David Chaim Smith is flying in the Merkavah —gnosis’s own delivery system—, the celestial curtain having been unbolted by Metatron, and taking us with him in a ride to the heart-drop essence of mystical contemplation, weaving together the pith braids of various unbroken traditions. He does it not only with a philosopher’s mind but with an artist’s eye and with a mystic’s heart. The philosopher might aspire to understand «the mind of God», but the poet feels the richness of the light and resonates with the bliss of its ceaseless creativity, and the mystic praises its display as it bejewels space with a blazing dew of stars. Play and prayer and practice become one.
In each spark are all things, DCS seems to say, and by the recognition of the true nature of only one spark, one drop, one thought, all this great insubstantial edifice of fear and hope is unmade. Still a «perfect scintillating radiance remains… standing-in-dissolving in its variation» endlessly breaking through all constructs, open free luminous «without specific goal or destination, it is the living seal of no (En) end (Sof)». When the self-glow of En Sof surges, there is always the possibility of reification or of recognition (wisdom); when reification occurs subject and objet are born, and what is pure awareness clothes itself in a body, a world, a realm… with all its clusters, habits and shells. Because there is no limit to how the creative thrusts of the Infinite (En Sof) can be presented, mind can confuse itself and doubt its true nature. But even though this concrete worlds emerges, all is only open light-awareness, the universe is the ornament of wisdom. As DCS likes to say «matter is only an opinion, substance a rumor».
The Awakening Ground traces a path of «dedicated spiritual practice», beyond mere philosophy.

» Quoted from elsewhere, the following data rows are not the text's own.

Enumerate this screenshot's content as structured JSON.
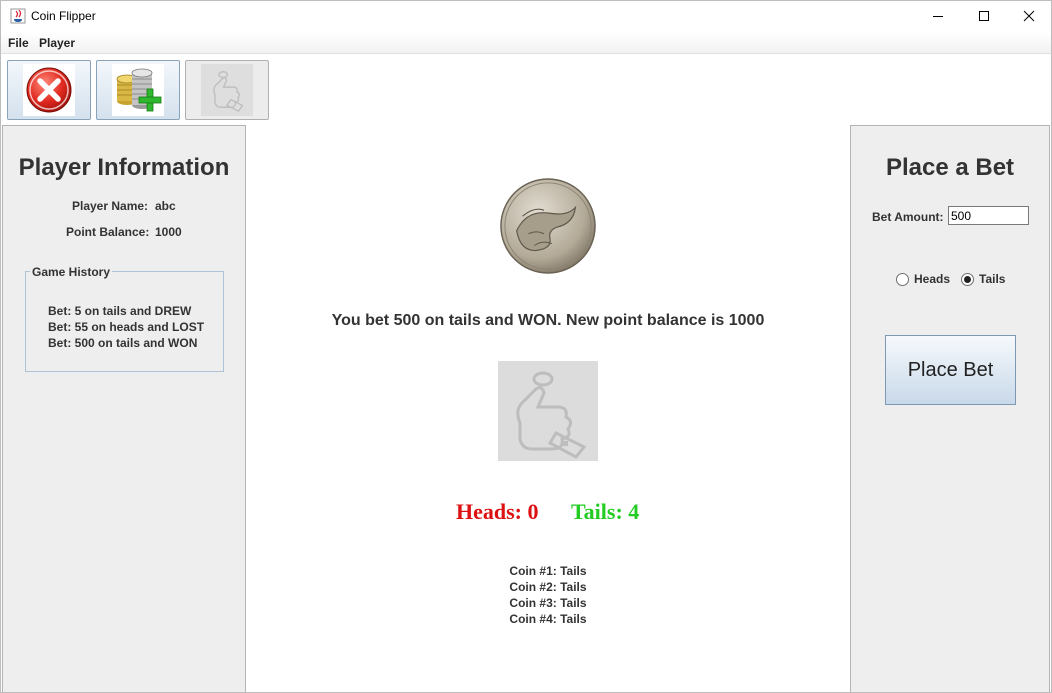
{
  "window": {
    "title": "Coin Flipper",
    "controls": [
      "minimize-icon",
      "maximize-icon",
      "close-icon"
    ]
  },
  "menu": {
    "file": "File",
    "player": "Player"
  },
  "toolbar": {
    "buttons": [
      {
        "icon": "exit-icon",
        "enabled": true
      },
      {
        "icon": "add-player-coins-icon",
        "enabled": true
      },
      {
        "icon": "coin-flip-thumb-icon",
        "enabled": false
      }
    ]
  },
  "player_info": {
    "heading": "Player Information",
    "name_label": "Player Name:",
    "name_value": "abc",
    "balance_label": "Point Balance:",
    "balance_value": "1000",
    "history_title": "Game History",
    "history": [
      "Bet: 5 on tails and DREW",
      "Bet: 55 on heads and LOST",
      "Bet: 500 on tails and WON"
    ]
  },
  "center": {
    "coin_icon": "coin-tails-icon",
    "result_message": "You bet 500 on tails and WON. New point balance is 1000",
    "flip_icon": "coin-flip-thumb-icon",
    "heads_tally": "Heads: 0",
    "tails_tally": "Tails: 4",
    "heads_color": "#dd1111",
    "tails_color": "#22cc22",
    "coins": [
      "Coin #1: Tails",
      "Coin #2: Tails",
      "Coin #3: Tails",
      "Coin #4: Tails"
    ]
  },
  "bet": {
    "heading": "Place a Bet",
    "amount_label": "Bet Amount:",
    "amount_value": "500",
    "option_heads": "Heads",
    "option_tails": "Tails",
    "selected": "Tails",
    "button_label": "Place Bet"
  }
}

Arguing with words and diagrams that are not only enticing but even intoxicating that «we get the universe we deserve», the world we experience is a display of our cognitive state. There is no way around the purification of perception and the training of the mind in spiritual path. The serious student of esotericism and mystical philosophy will do well if he keeps an eye for David Chaim Smith’s future work. There doesn’t seem to be many others like him out there that are actually taking the path and delivering the goods through beautiful writing and art.